Strangely, Elfman quickly shifts gears and turns in a reasonable thriller score. Apted’s a great thriller director too–there’s one particular sequence I found myself getting agitated while watching, even though it’s perfectly clear the movie is not going to have some twist ending. In fact, the film gets off to a really unique start and keeps a solid quality pace until the resolution turns out to be a twenty minute, real time sequence. Really drags the movie down.

The reason for Extreme Measures being so damn peculiar is Hugh Grant. I’m not sure if he’s changed lately, but during his 1990s rise, Grant was actually rather unique–every movie, he played a variation on his Four Weddings and a Funeral performance. Had his British accent, that tight smile, the goofy hair. Extreme Measures is like watching some guy who ought to be bickering with Sandra Bullock instead get chased around by crazed FBI agent David Morse (Morse is fine playing a… crazed FBI agent, but I hate seeing him wasted in shallow roles). It’s hilarious and it really does work well for a thriller.

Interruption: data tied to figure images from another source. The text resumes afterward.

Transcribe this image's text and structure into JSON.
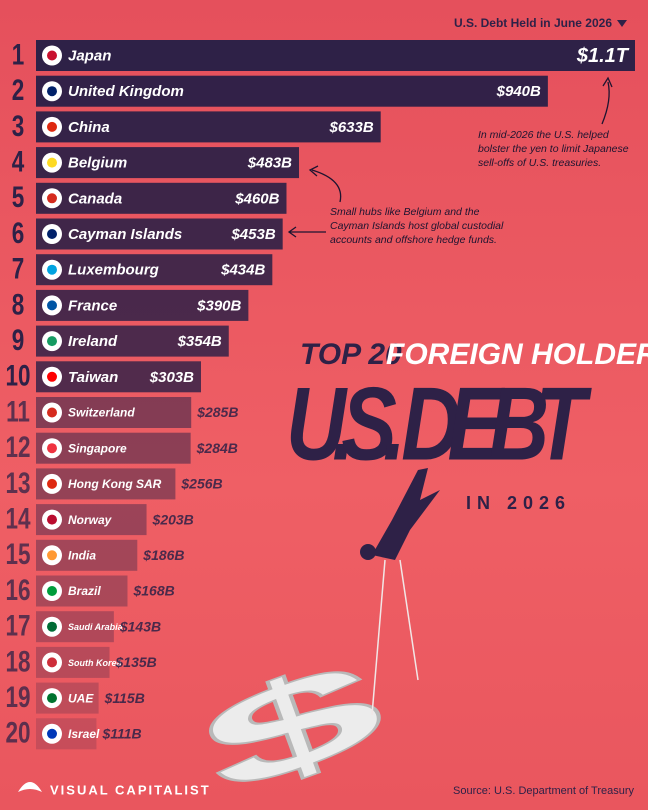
{
  "chart_data": {
    "type": "bar",
    "header": "U.S. Debt Held in June 2026",
    "title_top": "TOP 20",
    "title_mid": "FOREIGN HOLDERS OF",
    "title_main": "U.S. DEBT",
    "title_sub": "IN 2026",
    "annotations": [
      "In mid-2026 the U.S. helped bolster the yen to limit Japanese sell-offs of U.S. treasuries.",
      "Small hubs like Belgium and the Cayman Islands host global custodial accounts and offshore hedge funds."
    ],
    "source": "Source: U.S. Department of Treasury",
    "brand": "VISUAL CAPITALIST",
    "ranks": [
      1,
      2,
      3,
      4,
      5,
      6,
      7,
      8,
      9,
      10,
      11,
      12,
      13,
      14,
      15,
      16,
      17,
      18,
      19,
      20
    ],
    "categories": [
      "Japan",
      "United Kingdom",
      "China",
      "Belgium",
      "Canada",
      "Cayman Islands",
      "Luxembourg",
      "France",
      "Ireland",
      "Taiwan",
      "Switzerland",
      "Singapore",
      "Hong Kong SAR",
      "Norway",
      "India",
      "Brazil",
      "Saudi Arabia",
      "South Korea",
      "UAE",
      "Israel"
    ],
    "values": [
      1100,
      940,
      633,
      483,
      460,
      453,
      434,
      390,
      354,
      303,
      285,
      284,
      256,
      203,
      186,
      168,
      143,
      135,
      115,
      111
    ],
    "value_labels": [
      "$1.1T",
      "$940B",
      "$633B",
      "$483B",
      "$460B",
      "$453B",
      "$434B",
      "$390B",
      "$354B",
      "$303B",
      "$285B",
      "$284B",
      "$256B",
      "$203B",
      "$186B",
      "$168B",
      "$143B",
      "$135B",
      "$115B",
      "$111B"
    ],
    "color": "#2e2147"
  }
}
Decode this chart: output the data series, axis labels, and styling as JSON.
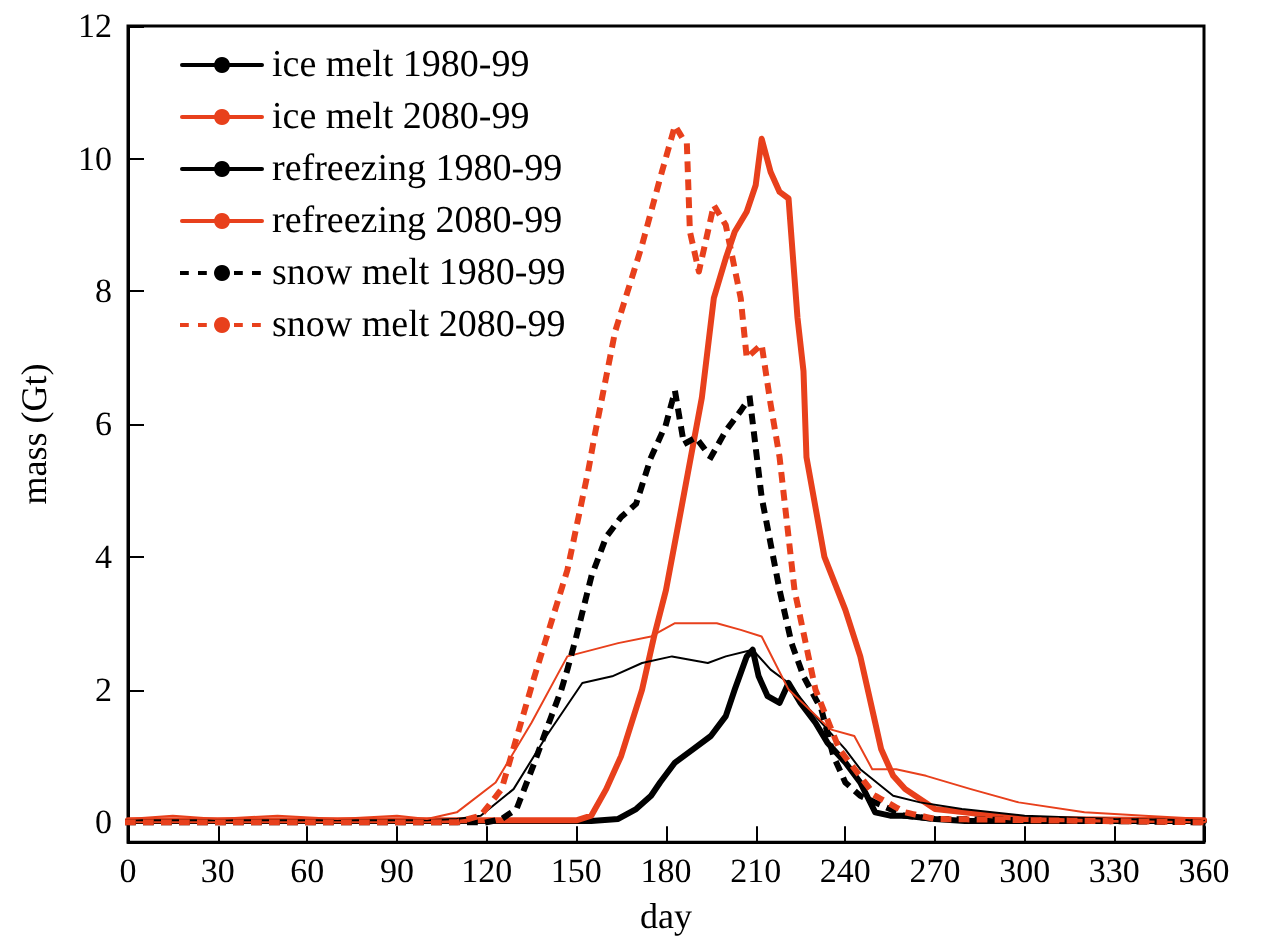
{
  "chart_data": {
    "type": "line",
    "xlabel": "day",
    "ylabel": "mass (Gt)",
    "xlim": [
      0,
      360
    ],
    "xticks": [
      0,
      30,
      60,
      90,
      120,
      150,
      180,
      210,
      240,
      270,
      300,
      330,
      360
    ],
    "ylim": [
      -0.3,
      12
    ],
    "yticks": [
      0,
      2,
      4,
      6,
      8,
      10,
      12
    ],
    "grid": false,
    "legend": "top left",
    "marker": "none",
    "series": [
      {
        "name": "ice melt 1980-99",
        "color": "#000000",
        "line_style": "solid",
        "x": [
          0,
          100,
          155,
          164,
          170,
          175,
          178,
          183,
          189,
          195,
          200,
          203,
          207,
          209,
          211,
          214,
          218,
          221,
          225,
          230,
          234,
          240,
          245,
          250,
          255,
          260,
          270,
          280,
          360
        ],
        "values": [
          0.02,
          0.02,
          0.02,
          0.05,
          0.2,
          0.4,
          0.6,
          0.9,
          1.1,
          1.3,
          1.6,
          2.0,
          2.5,
          2.6,
          2.2,
          1.9,
          1.8,
          2.1,
          1.8,
          1.5,
          1.2,
          0.9,
          0.6,
          0.15,
          0.1,
          0.1,
          0.05,
          0.02,
          0.02
        ]
      },
      {
        "name": "ice melt 2080-99",
        "color": "#e8401c",
        "line_style": "solid",
        "x": [
          0,
          100,
          150,
          155,
          160,
          165,
          172,
          176,
          180,
          185,
          192,
          196,
          200,
          203,
          207,
          210,
          212,
          215,
          218,
          221,
          224,
          226,
          227,
          233,
          240,
          245,
          250,
          252,
          256,
          260,
          265,
          270,
          280,
          290,
          300,
          360
        ],
        "values": [
          0.03,
          0.03,
          0.03,
          0.1,
          0.5,
          1.0,
          2.0,
          2.8,
          3.5,
          4.7,
          6.4,
          7.9,
          8.5,
          8.9,
          9.2,
          9.6,
          10.3,
          9.8,
          9.5,
          9.4,
          7.6,
          6.8,
          5.5,
          4.0,
          3.2,
          2.5,
          1.5,
          1.1,
          0.7,
          0.5,
          0.35,
          0.2,
          0.15,
          0.1,
          0.05,
          0.03
        ]
      },
      {
        "name": "refreezing 1980-99",
        "color": "#000000",
        "line_style": "solid",
        "x": [
          0,
          100,
          110,
          118,
          129,
          140,
          152,
          162,
          172,
          182,
          194,
          200,
          209,
          215,
          221,
          228,
          234,
          240,
          245,
          256,
          265,
          279,
          300,
          330,
          360
        ],
        "values": [
          0.03,
          0.03,
          0.05,
          0.1,
          0.5,
          1.3,
          2.1,
          2.2,
          2.4,
          2.5,
          2.4,
          2.5,
          2.6,
          2.3,
          2.1,
          1.7,
          1.4,
          1.1,
          0.8,
          0.4,
          0.3,
          0.2,
          0.1,
          0.05,
          0.03
        ]
      },
      {
        "name": "refreezing 2080-99",
        "color": "#e8401c",
        "line_style": "solid",
        "x": [
          0,
          15,
          30,
          50,
          70,
          90,
          100,
          110,
          123,
          135,
          147,
          164,
          175,
          183,
          197,
          205,
          212,
          221,
          235,
          243,
          249,
          257,
          267,
          282,
          298,
          320,
          340,
          360
        ],
        "values": [
          0.05,
          0.1,
          0.05,
          0.1,
          0.05,
          0.1,
          0.05,
          0.15,
          0.6,
          1.5,
          2.5,
          2.7,
          2.8,
          3.0,
          3.0,
          2.9,
          2.8,
          2.0,
          1.4,
          1.3,
          0.8,
          0.8,
          0.7,
          0.5,
          0.3,
          0.15,
          0.1,
          0.05
        ]
      },
      {
        "name": "snow melt 1980-99",
        "color": "#000000",
        "line_style": "dotted",
        "x": [
          0,
          120,
          125,
          130,
          136,
          140,
          145,
          147,
          150,
          155,
          160,
          165,
          170,
          175,
          180,
          183,
          186,
          190,
          195,
          200,
          205,
          208,
          212,
          215,
          218,
          222,
          226,
          232,
          236,
          240,
          245,
          250,
          260,
          270,
          360
        ],
        "values": [
          0,
          0,
          0.05,
          0.2,
          0.9,
          1.4,
          2.0,
          2.3,
          2.8,
          3.7,
          4.3,
          4.6,
          4.8,
          5.5,
          6.0,
          6.5,
          5.7,
          5.8,
          5.5,
          5.9,
          6.2,
          6.4,
          4.9,
          4.2,
          3.5,
          2.7,
          2.2,
          1.7,
          1.0,
          0.6,
          0.4,
          0.3,
          0.1,
          0.05,
          0
        ]
      },
      {
        "name": "snow melt 2080-99",
        "color": "#e8401c",
        "line_style": "dotted",
        "x": [
          0,
          110,
          118,
          125,
          136,
          147,
          154,
          156,
          163,
          172,
          178,
          183,
          187,
          188,
          191,
          196,
          200,
          205,
          207,
          212,
          215,
          218,
          223,
          230,
          238,
          250,
          260,
          270,
          360
        ],
        "values": [
          0,
          0,
          0.1,
          0.5,
          2.2,
          3.8,
          5.3,
          5.8,
          7.4,
          8.7,
          9.7,
          10.5,
          10.2,
          8.9,
          8.3,
          9.3,
          9.0,
          7.9,
          7.0,
          7.2,
          6.3,
          5.5,
          3.5,
          2.0,
          1.1,
          0.4,
          0.15,
          0.05,
          0
        ]
      }
    ]
  }
}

Unfortunately, besides Grant, the cast is questionable. Some of the problems stem from it being a thriller and everyone being a suspect, so there isn’t the opportunity for good character relationships (though a nice, lengthy build-up to a betrayal scene would not have hurt–however, Sarah Jessica Parker is terrible and the betrayal scene might have been centered around her and… it would have instead been awful). It wasn’t until the middle I realized there wasn’t going to be a romance between Parker and Grant. Then I realized it maybe wasn’t even giving the impression there was going to be one. I just assumed; it wasn’t so much anything in the movie, rather Parker was supposed to be playing a regular person… except, regardless of acting talent, Parker is a movie star… which probably made her performance even worse.

Gene Hackman is sort of around–I remember he was revealed as the villain in the trailer and it wouldn’t have been possible to show him as anything else. All of his scenes suggest great villainy and he’s a lot of fun when he’s being the villain, it’s when he supposed to be human too. Doesn’t work, makes Extreme Measures seem unaware of its place as a straight thriller with incredibly goofy aspects.

Bill Nunn’s in it a bit and he’s good, so is John Toles-Bey, so is Paul Guilfoyle. The ending’s failure could have been easily averted, but since Grant’s character actually had very little visual to lose or fight for (he’s doing it because he believes in being a doctor) there’s a bit of a quandary. But the ending they went with simply didn’t work following the twenty minute sequence. They sped the film up and then slowed it too suddenly. They needed to give things actual time to sit; instead the ending feels forced and empty.

1.5/4★½

CREDITS

Directed by Michael Apted; written by Tony Gilroy, based on the novel by Michael Palmer; director of photography, John Bailey; edited by Rick Shaine; music by Danny Elfman; production designer, Doug Kraner; produced by Elizabeth Hurley; released by Columbia Pictures.

Starring Hugh Grant (Dr. Guy Luthan), Gene Hackman (Dr. Lawrence Myrick), Sarah Jessica Parker (Jodie Trammel), David Morse (Frank Hare), Bill Nunn (Burke), Paul Guilfoyle (Dr. Jeffrey Manko) and John Toles-Bey (Bobby).